Ein Instrument kennenzulernen und damit zu musizieren, ist aber nur eine Möglichkeit der ästhetischen Bildung des Kindes. Wir stehen dafür, dass unser Bildungssystem jedem Kind eine ästhetische Vielfalt erlebbar macht. Deshalb engagieren wir uns auch mit bedeutenden Mitteln für das Projekt „Künstler für Schüler“. Hier entwickeln die Schüler unter Anleitung von Künstlern ihre künstlerischen Ausdruckskräfte. Durch ein weiteres Projekt wie „Jedem Kind ein Instrument“ – und ich gebe zu, die Überschrift ist gut – würden wir nur die vorhandenen Mittel und Kräfte teilen und damit schwächen. Unterstützen Sie uns besser bei der weiteren Ausgestaltung der Kooperationsverträge zwischen unseren Schulen und Musikschulen! Ich bin sehr gern bereit, weitere Ideen in diesem Zusammenhang entgegenzunehmen. – Herzlichen Dank.

(Beifall bei Abgeordneten der Fraktionen der SPD und CDU)

Danke schön, Herr Minister.

Das Wort hat jetzt der Abgeordnete Herr Dr. Körner von der Fraktion der SPD.

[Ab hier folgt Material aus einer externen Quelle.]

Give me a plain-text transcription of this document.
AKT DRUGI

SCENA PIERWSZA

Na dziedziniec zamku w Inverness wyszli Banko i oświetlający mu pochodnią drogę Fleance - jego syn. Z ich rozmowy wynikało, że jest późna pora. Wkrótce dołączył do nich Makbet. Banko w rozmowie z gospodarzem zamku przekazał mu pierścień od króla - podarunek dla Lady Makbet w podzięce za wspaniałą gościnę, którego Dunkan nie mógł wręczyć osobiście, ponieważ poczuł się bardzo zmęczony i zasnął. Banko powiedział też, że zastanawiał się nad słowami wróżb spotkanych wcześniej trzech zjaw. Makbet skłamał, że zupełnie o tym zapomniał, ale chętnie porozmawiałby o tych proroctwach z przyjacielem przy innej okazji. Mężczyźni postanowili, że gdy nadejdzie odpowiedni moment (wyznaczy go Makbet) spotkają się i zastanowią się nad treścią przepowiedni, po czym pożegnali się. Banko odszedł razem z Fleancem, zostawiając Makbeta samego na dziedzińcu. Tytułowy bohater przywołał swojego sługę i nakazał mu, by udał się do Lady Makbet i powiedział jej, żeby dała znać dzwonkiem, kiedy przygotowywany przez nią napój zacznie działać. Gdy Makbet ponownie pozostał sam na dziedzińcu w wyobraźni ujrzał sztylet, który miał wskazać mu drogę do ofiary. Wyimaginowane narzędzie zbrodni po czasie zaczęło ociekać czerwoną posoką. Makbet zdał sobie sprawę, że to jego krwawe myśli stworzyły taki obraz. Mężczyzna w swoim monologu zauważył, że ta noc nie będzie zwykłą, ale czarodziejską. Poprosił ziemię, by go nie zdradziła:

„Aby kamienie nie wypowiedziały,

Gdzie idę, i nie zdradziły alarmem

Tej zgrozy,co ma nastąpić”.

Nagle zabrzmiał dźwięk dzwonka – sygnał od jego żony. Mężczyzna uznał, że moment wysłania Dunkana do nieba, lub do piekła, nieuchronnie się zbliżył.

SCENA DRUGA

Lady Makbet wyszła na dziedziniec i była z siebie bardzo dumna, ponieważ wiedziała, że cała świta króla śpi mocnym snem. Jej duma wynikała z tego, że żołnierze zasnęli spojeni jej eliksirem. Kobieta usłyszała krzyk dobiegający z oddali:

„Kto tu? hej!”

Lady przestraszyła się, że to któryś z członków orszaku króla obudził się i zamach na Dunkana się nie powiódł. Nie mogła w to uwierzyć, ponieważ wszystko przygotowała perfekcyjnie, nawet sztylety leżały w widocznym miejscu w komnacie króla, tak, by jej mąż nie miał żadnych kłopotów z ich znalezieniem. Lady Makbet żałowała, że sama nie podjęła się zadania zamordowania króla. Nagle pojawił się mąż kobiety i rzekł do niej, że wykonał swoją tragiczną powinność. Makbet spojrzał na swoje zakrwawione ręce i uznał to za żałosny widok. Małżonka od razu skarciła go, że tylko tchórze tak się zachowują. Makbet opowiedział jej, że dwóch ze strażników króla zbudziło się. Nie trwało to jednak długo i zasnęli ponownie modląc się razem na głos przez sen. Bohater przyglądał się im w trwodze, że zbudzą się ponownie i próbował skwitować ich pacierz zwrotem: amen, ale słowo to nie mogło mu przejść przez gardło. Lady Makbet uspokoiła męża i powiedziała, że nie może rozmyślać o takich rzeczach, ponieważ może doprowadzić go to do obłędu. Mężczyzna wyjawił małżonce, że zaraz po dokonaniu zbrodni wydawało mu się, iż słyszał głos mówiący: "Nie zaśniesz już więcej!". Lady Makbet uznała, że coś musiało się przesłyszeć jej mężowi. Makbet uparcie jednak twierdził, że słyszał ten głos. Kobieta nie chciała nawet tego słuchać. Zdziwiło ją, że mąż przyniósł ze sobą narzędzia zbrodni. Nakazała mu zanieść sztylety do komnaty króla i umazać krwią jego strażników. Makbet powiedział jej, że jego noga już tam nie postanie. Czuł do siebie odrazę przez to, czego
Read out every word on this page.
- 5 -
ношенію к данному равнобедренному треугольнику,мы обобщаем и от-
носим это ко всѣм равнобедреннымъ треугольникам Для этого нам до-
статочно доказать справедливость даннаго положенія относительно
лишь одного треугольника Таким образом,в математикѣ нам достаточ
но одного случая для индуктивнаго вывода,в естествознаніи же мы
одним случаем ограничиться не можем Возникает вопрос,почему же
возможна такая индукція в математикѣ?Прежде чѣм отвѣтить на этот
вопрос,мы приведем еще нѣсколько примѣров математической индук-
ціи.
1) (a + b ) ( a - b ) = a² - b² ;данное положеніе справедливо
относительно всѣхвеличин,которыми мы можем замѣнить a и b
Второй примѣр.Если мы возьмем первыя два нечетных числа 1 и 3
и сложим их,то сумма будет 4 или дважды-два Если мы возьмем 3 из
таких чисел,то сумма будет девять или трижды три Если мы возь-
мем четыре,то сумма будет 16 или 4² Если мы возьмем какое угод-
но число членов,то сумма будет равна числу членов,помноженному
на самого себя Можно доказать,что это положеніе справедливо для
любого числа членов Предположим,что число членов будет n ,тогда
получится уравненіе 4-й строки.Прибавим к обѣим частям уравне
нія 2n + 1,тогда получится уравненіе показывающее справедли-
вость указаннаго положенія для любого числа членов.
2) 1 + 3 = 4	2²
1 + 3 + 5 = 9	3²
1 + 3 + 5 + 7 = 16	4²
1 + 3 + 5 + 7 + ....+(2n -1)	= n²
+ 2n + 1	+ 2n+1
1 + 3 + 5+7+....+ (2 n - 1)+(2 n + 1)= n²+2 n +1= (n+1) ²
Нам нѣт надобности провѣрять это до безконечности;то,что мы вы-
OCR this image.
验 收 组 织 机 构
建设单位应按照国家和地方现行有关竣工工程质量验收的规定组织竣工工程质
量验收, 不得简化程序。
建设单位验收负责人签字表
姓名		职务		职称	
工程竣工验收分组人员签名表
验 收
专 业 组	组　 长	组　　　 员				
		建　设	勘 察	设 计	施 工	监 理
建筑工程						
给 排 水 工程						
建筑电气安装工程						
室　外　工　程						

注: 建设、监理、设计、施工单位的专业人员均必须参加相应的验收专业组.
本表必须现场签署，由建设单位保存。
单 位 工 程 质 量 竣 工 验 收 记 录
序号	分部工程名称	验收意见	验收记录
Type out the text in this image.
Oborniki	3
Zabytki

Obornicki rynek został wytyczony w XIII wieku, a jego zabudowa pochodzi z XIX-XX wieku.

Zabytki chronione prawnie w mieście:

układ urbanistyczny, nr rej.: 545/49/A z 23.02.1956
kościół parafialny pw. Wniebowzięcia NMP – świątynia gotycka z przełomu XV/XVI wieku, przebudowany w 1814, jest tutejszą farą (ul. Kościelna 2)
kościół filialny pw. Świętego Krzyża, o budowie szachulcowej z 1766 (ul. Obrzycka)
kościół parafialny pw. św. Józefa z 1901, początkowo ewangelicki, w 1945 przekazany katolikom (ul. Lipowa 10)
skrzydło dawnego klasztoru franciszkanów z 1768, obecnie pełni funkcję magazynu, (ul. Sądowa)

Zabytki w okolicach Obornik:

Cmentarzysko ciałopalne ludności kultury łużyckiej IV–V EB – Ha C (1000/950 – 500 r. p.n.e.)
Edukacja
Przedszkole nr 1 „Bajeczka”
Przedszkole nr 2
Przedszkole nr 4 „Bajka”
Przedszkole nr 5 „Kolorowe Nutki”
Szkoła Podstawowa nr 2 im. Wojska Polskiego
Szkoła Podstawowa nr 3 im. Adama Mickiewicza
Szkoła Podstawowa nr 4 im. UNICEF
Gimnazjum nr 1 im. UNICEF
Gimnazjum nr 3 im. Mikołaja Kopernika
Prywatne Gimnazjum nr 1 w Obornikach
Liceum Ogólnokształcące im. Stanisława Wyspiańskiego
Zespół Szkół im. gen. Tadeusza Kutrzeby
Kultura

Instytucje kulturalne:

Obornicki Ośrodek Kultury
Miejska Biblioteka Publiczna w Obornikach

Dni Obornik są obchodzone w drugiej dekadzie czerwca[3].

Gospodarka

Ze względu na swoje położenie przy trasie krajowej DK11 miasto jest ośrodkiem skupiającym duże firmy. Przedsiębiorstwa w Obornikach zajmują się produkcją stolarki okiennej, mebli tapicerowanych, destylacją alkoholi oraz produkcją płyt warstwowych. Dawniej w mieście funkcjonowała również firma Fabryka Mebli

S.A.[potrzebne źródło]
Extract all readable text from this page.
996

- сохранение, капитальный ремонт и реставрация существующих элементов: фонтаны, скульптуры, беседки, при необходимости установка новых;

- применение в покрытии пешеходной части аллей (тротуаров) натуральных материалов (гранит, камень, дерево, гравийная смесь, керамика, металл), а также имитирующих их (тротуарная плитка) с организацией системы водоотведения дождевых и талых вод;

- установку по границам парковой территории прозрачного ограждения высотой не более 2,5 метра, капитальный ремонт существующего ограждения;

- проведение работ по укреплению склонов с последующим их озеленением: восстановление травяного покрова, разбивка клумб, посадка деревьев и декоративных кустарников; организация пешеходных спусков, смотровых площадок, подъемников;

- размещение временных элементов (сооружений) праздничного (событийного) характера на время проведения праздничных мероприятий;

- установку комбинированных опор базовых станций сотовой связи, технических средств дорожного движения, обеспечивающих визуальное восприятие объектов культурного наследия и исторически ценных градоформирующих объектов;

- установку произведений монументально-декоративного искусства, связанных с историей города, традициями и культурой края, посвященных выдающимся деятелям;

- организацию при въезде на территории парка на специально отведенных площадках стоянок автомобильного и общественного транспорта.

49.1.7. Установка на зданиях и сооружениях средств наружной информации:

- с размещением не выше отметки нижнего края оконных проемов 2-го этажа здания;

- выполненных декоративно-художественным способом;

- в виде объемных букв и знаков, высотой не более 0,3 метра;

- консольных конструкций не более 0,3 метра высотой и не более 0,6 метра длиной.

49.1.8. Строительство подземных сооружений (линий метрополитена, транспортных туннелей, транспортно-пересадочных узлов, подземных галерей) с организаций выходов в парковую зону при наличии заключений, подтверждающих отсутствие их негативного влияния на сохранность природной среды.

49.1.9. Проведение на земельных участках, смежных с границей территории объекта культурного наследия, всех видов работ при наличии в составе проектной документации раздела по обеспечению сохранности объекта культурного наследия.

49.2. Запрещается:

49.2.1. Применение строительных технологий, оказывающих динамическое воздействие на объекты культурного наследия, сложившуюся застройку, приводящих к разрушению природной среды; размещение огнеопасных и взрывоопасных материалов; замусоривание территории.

Frau Präsidentin! Meine Damen und Herren Abgeordnete! Zu Beginn meiner Rede möchte ich mich ausschließlich dem Anfangsteil der Rede des Ministers anschließen. Ich möchte hier aber nicht wiederholen, welch hohe Bedeutung die Musik insbesondere für unsere Gesellschaft, für die Situation und die Entwicklung der Kinder hat. Das hat der Minister in einer Form gesagt, dass man sich dem nur anschließen kann.

Ich möchte mich gleich dem Antrag der FDP-Fraktion zuwenden. Ich möchte Ihnen sagen, Herr Kreher, Sie haben eine schöne Rede gehalten und einen schönen Antrag geschrieben für jeden, der nicht in der Materie steckt.

(Michael Andrejewski, NPD: Oh, vergiftendes Lob.)

Auf den ersten Blick klingt das alles fantastisch, aber Ihr Antrag wirft viel mehr Fragen auf

(Heike Polzin, SPD: Und Widersprüche.)

und gibt keine Antworten.

(Hans Kreher, FDP: Dann kommen Sie doch in die Ausschüsse, dann können wir das beraten.)

Ihr Antrag spricht von ausgewählten Schulen, ohne zu sagen, wer sie denn auswählen soll. Und wenn man mit ausgewählten Schulen beginnt, dann ist ja nahe liegend, dass zu irgendeinem Zeitpunkt die Auswahl sozusagen in die Allgemeinheit der Schulen übergeht. Da ist von keinem Zeitpunkt die Rede. Es ist überhaupt nicht klar, mit welchen Strukturen Sie an dieses Projekt herangehen wollen. Darüber hinaus wollen Sie in Ihrem Antrag die Stundentafel verändern, aber ich spüre nicht ansatzweise ernsthafte Bemühungen, wie Sie eine über viele Jahre austarierte Stundentafel einfach so mir nichts, dir nichts im Vorübergehen verändern wollen. Was soll denn dafür gestrichen werden? Wollen Sie den Stundenplan ausweiten? Das ist alles völlig offen in Ihrem Antrag, es wird einfach nur so dahingesagt.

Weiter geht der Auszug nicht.